Under the hood, the microstructure matters: - Perp funding and basis compress as longs crowd in, dulling carry and reducing incentives for market makers to warehouse risk. - Liquidation algorithms trigger across venues nearly simultaneously, and cross-exchange arbitrage cannot always absorb the flow when top-of-book depth thins. - Time-of-day effects can amplify moves; during quieter sessions, the same notional sell pressure pushes price further.
Psychology feeds the mechanics. After sustained uptrends, traders often normalize higher leverage, tighten stops under round numbers, and sell volatility to harvest premium. That works — until it doesn’t. When the narrative wobbles, those stop clusters become fuel. You can see it in how quickly price sliced the figure: once sub-$65K printed, forced flows did the rest.
There’s also a business and incentive layer that deserves attention. Exchanges generally thrive on turnover, and while most have improved risk engines, transparency around liquidation thresholds, circuit breakers, and auto-deleveraging remains uneven. Better standardized disclosures on liquidation waterfalls and dynamic margining would strengthen trust and reduce the perception that retail is perpetually on the wrong side of the sweep. Healthy competition should trend toward deeper disclosed liquidity, clearer margin math, and tighter coordination on halting disorderly moves without freezing price discovery.
What to watch next isn’t a heroic dip-buy narrative; it’s whether the system meaningfully de-levers: - Open interest versus realized volume: has speculative notional been burned off, or did players re-lever on the bounce? - Spot versus perp leadership: spot-led recoveries tend to be sturdier; perp-led pops often fade when funding flips unstable. - Order book depth around $64K–$66K: if depth refills and slippage normalizes, the market is digesting; if depth stays patchy, volatility can linger.
For portfolio construction, discipline around leverage and liquidity beats trying to predict each macro headline. Traders who size positions so their thesis survives a multi-thousand-dollar wick typically endure; those relying on tight, crowded stops near obvious levels often supply the next cascade. Hedging with options when funding gets frothy, staggering entries across venues, and preferring spot or low-leverage futures into macro uncertainty are pragmatic tools — not silver bullets.

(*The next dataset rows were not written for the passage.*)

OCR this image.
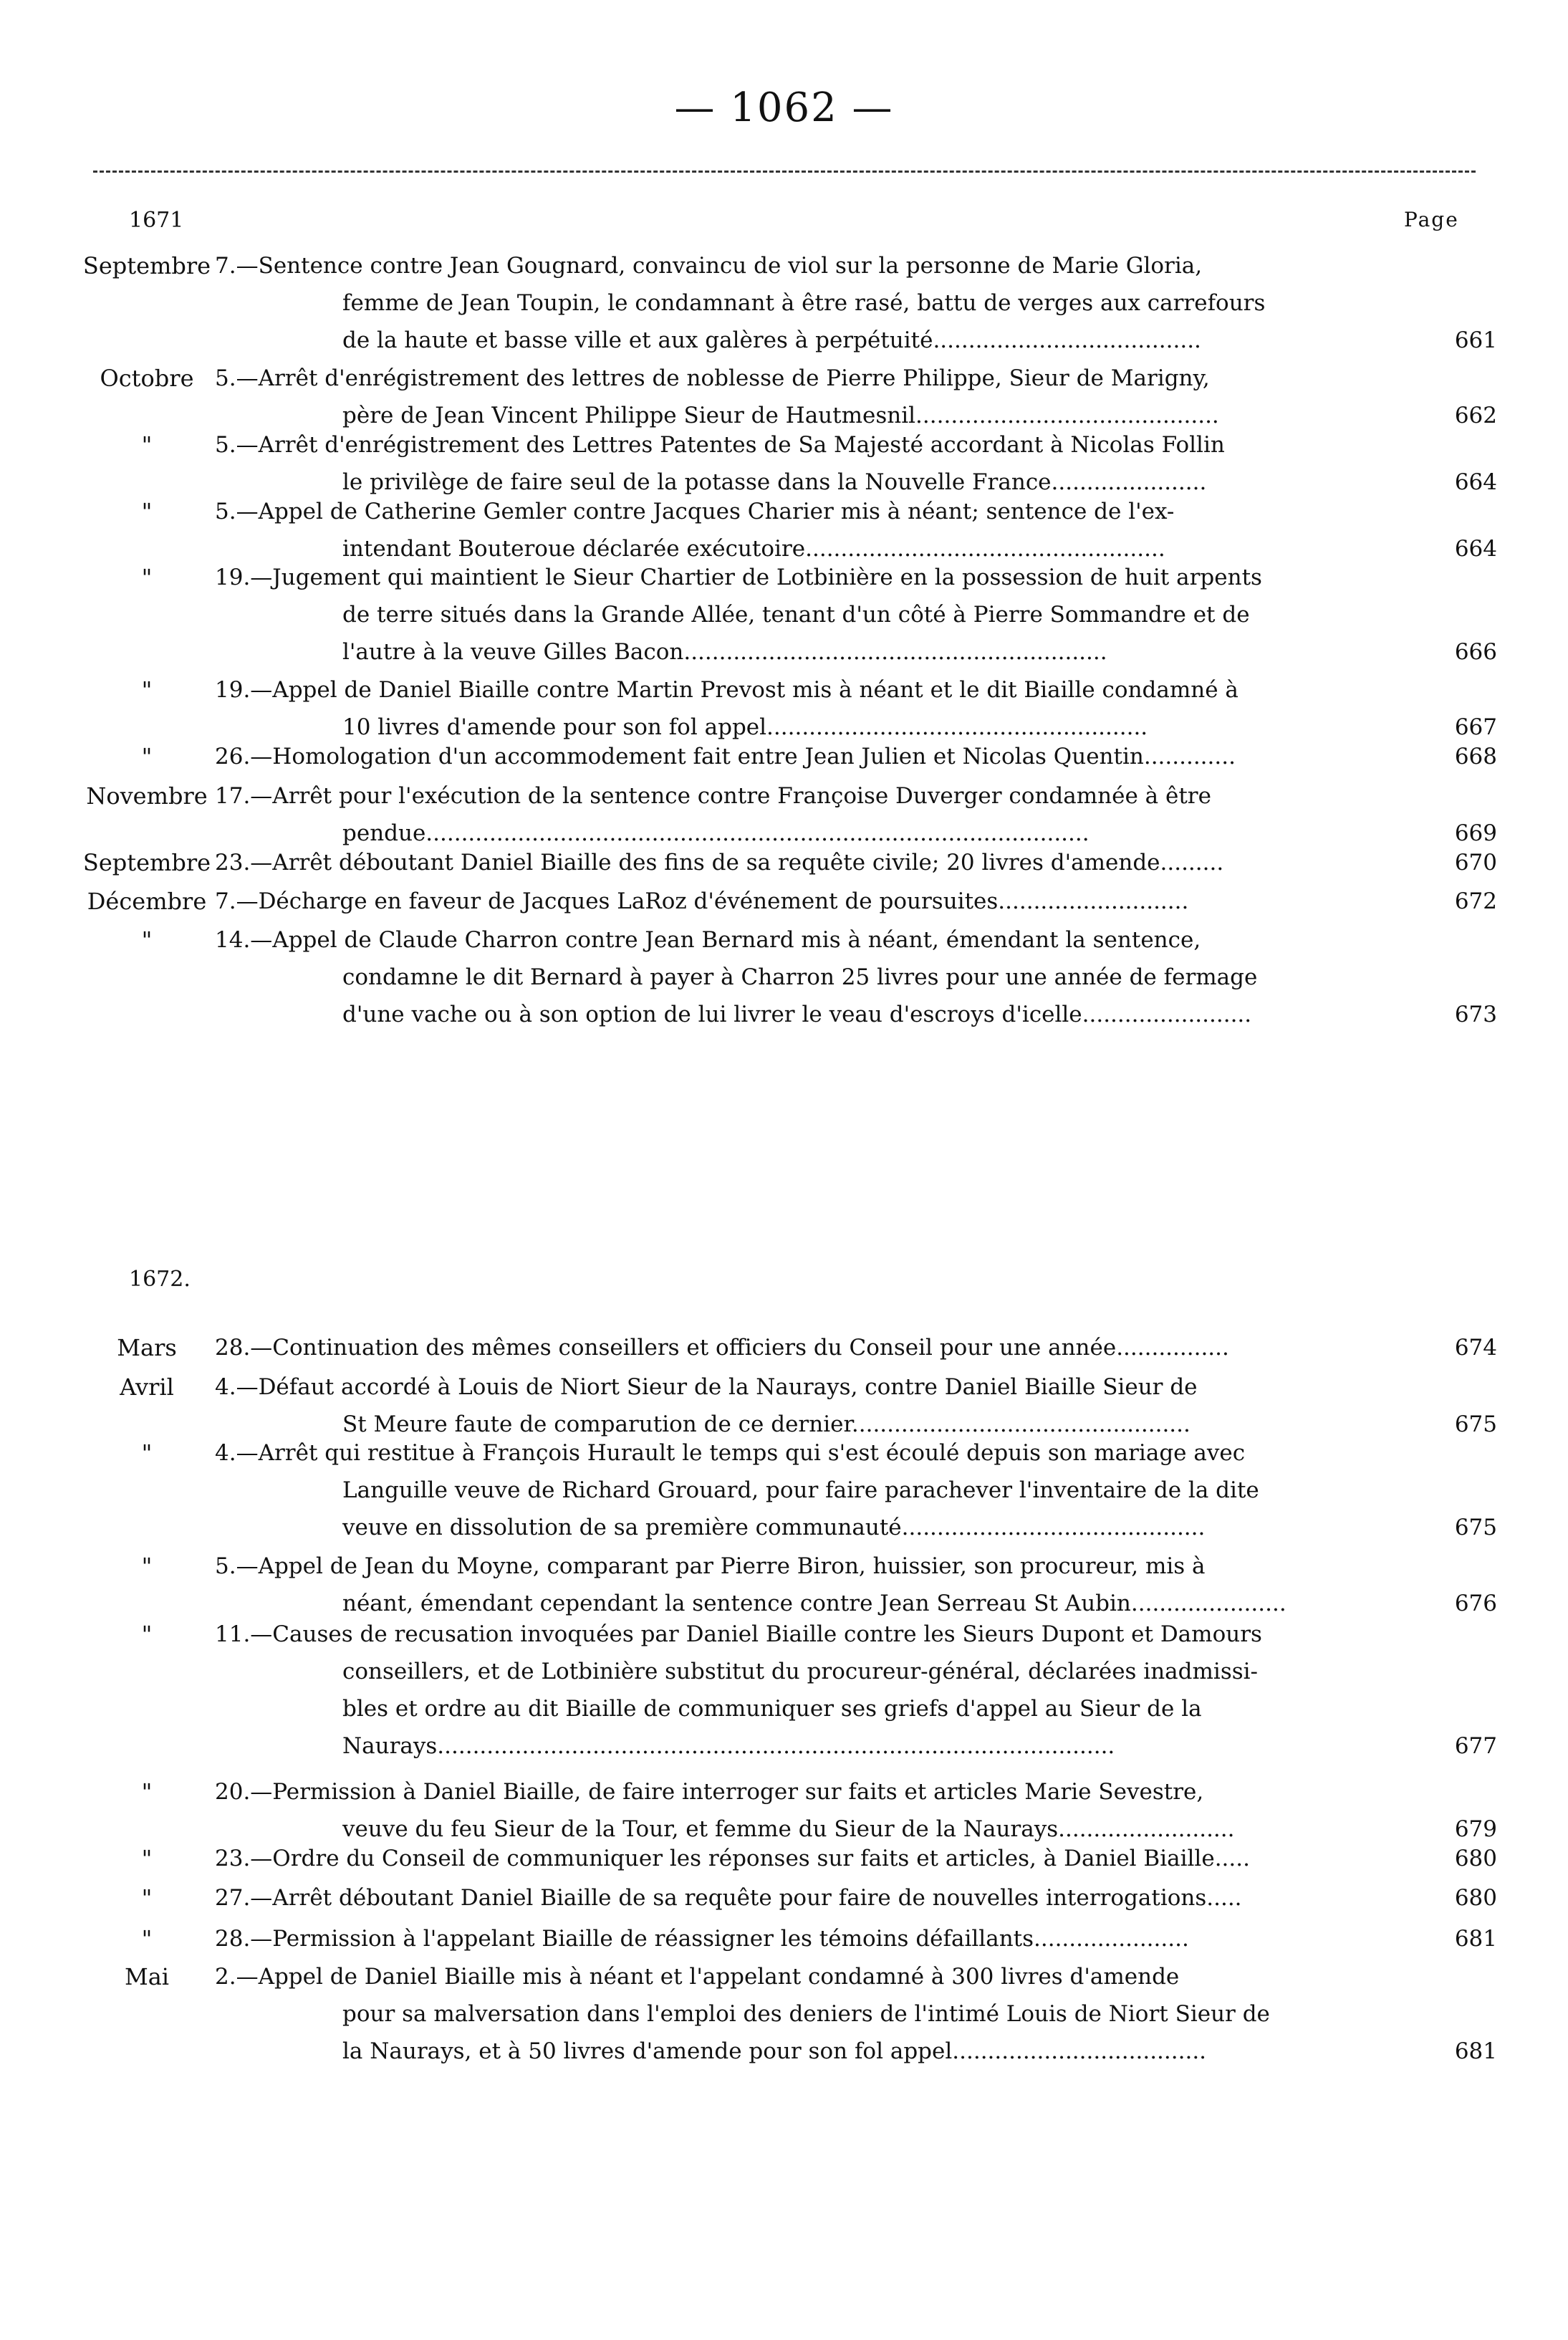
— 1062 —
1671	Page
1672.
Septembre 7.—Sentence contre Jean Gougnard, convaincu de viol sur la personne de Marie Gloria,
femme de Jean Toupin, le condamnant à être rasé, battu de verges aux carrefours
de la haute et basse ville et aux galères à perpétuité......................................	661
Octobre 5.—Arrêt d'enrégistrement des lettres de noblesse de Pierre Philippe, Sieur de Marigny,
père de Jean Vincent Philippe Sieur de Hautmesnil...........................................	662
"	5.—Arrêt d'enrégistrement des Lettres Patentes de Sa Majesté accordant à Nicolas Follin
le privilège de faire seul de la potasse dans la Nouvelle France......................	664
"	5.—Appel de Catherine Gemler contre Jacques Charier mis à néant; sentence de l'ex-
intendant Bouteroue déclarée exécutoire...................................................	664
"	19.—Jugement qui maintient le Sieur Chartier de Lotbinière en la possession de huit arpents
de terre situés dans la Grande Allée, tenant d'un côté à Pierre Sommandre et de
l'autre à la veuve Gilles Bacon............................................................	666
"	19.—Appel de Daniel Biaille contre Martin Prevost mis à néant et le dit Biaille condamné à
10 livres d'amende pour son fol appel......................................................	667
"	26.—Homologation d'un accommodement fait entre Jean Julien et Nicolas Quentin.............	668
Novembre 17.—Arrêt pour l'exécution de la sentence contre Françoise Duverger condamnée à être
pendue..............................................................................................	669
Septembre 23.—Arrêt déboutant Daniel Biaille des fins de sa requête civile; 20 livres d'amende.........	670
Décembre 7.—Décharge en faveur de Jacques LaRoz d'événement de poursuites...........................	672
"	14.—Appel de Claude Charron contre Jean Bernard mis à néant, émendant la sentence,
condamne le dit Bernard à payer à Charron 25 livres pour une année de fermage
d'une vache ou à son option de lui livrer le veau d'escroys d'icelle........................	673
Mars	28.—Continuation des mêmes conseillers et officiers du Conseil pour une année................	674
Avril	4.—Défaut accordé à Louis de Niort Sieur de la Naurays, contre Daniel Biaille Sieur de
St Meure faute de comparution de ce dernier................................................	675
"	4.—Arrêt qui restitue à François Hurault le temps qui s'est écoulé depuis son mariage avec
Languille veuve de Richard Grouard, pour faire parachever l'inventaire de la dite
veuve en dissolution de sa première communauté...........................................	675
"	5.—Appel de Jean du Moyne, comparant par Pierre Biron, huissier, son procureur, mis à
néant, émendant cependant la sentence contre Jean Serreau St Aubin......................	676
"	11.—Causes de recusation invoquées par Daniel Biaille contre les Sieurs Dupont et Damours
conseillers, et de Lotbinière substitut du procureur-général, déclarées inadmissi-
bles et ordre au dit Biaille de communiquer ses griefs d'appel au Sieur de la
Naurays................................................................................................	677
"	20.—Permission à Daniel Biaille, de faire interroger sur faits et articles Marie Sevestre,
veuve du feu Sieur de la Tour, et femme du Sieur de la Naurays.........................	679
"	23.—Ordre du Conseil de communiquer les réponses sur faits et articles, à Daniel Biaille.....	680
"	27.—Arrêt déboutant Daniel Biaille de sa requête pour faire de nouvelles interrogations.....	680
"	28.—Permission à l'appelant Biaille de réassigner les témoins défaillants......................	681
Mai	2.—Appel de Daniel Biaille mis à néant et l'appelant condamné à 300 livres d'amende
pour sa malversation dans l'emploi des deniers de l'intimé Louis de Niort Sieur de
la Naurays, et à 50 livres d'amende pour son fol appel....................................	681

Price resets like this aren’t new to crypto; what matters is whether the market internalizes the lesson. If volatility sellers recalibrate, exchanges keep refining liquidation logic, and participants diversify away from singular levels like $65K, these shocks become less disruptive over time. Until then, macro tremors will keep finding the same weak links: clustered leverage, thin liquidity pockets, and overconfidence in stable regimes that rarely stay stable for long.